Since its release in July 2020, Participe+ has expanded the online civic space in the city, promoting an engaging platform for tackling São Paulo’s open government challenges, by means of public consultations, votings, public hearings and participatory budgeting. Over 100,000 people have accessed the website and 20,000 of them have registered for participating. Some highly relevant public policies have been submitted to consultation on the website, such as the 2030 SDGs Agenda for São Paulo and the City’s Plan on Green Spaces, Parks and Protected Areas. 

With Participe+, São Paulo has seen its online attendance to participatory processes rise outstandingly. The Citizen Budgeting process, for instance, has seen a rise in approximately 500% in participation (from 2.097 in 2019 to 12.354 in 2020), and the 3rd Open Government Multi-Stakeholder Forum election had 16 times more voters than its previous round (from 46 in 2018 to 737 in 2021).  We expect these numbers to yield greater engagement and visibility to public policies, enhancing the interaction between citizens and government.

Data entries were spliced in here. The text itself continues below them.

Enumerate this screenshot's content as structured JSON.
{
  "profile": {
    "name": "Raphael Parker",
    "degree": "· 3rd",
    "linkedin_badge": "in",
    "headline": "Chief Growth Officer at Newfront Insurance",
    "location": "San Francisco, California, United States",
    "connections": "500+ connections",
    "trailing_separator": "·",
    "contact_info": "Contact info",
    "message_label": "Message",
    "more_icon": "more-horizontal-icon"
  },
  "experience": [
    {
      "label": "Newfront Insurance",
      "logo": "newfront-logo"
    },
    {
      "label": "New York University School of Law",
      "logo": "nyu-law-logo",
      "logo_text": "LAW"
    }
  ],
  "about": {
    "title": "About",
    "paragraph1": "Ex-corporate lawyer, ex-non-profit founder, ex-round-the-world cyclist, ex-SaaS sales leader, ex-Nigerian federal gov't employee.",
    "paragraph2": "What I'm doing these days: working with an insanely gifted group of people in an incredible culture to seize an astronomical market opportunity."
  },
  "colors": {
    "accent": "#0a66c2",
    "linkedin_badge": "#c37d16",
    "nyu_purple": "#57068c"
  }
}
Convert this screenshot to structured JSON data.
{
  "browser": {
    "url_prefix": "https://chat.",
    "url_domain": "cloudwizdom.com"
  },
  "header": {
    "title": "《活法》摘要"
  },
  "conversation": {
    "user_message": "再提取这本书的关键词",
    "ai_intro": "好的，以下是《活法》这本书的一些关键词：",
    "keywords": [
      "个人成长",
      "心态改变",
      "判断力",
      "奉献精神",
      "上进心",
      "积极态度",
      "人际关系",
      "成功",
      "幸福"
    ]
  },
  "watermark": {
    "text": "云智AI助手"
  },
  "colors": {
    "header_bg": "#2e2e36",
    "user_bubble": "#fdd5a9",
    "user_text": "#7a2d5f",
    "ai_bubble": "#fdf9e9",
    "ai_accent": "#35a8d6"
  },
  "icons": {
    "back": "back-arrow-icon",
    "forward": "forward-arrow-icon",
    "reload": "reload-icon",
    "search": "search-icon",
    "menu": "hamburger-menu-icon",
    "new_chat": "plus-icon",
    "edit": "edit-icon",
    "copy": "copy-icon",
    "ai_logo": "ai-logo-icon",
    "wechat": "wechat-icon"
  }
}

In 2021, we plan to expand the use of Participe+ with the help of civil society organizations, assuring that there are frequent and adequate opportunities to participate in policies related to citizen’s fundamental interests. As of now, we have the opportunity to broaden open government culture within the City Hall to 1) show public officials the positive impact that participatory processes have in improving public policies, and 2) increase our levels of participation even further, allowing citizens to engage in even more public projects. 

The COVID-19 pandemic has shown us that there are several challenges to guaranteeing open government standards in atypical times – lack of access to the internet and educational inequalities are some of the limitations many cities like ours are still dealing with – but has also demonstrated that social collaboration is a crucial ally in ensuring high-quality policy for citizens. Hopefully, the open government agenda will keep on expanding in São Paulo and other local governments in Brazil, paving the path for an open recovery in a post-pandemic world.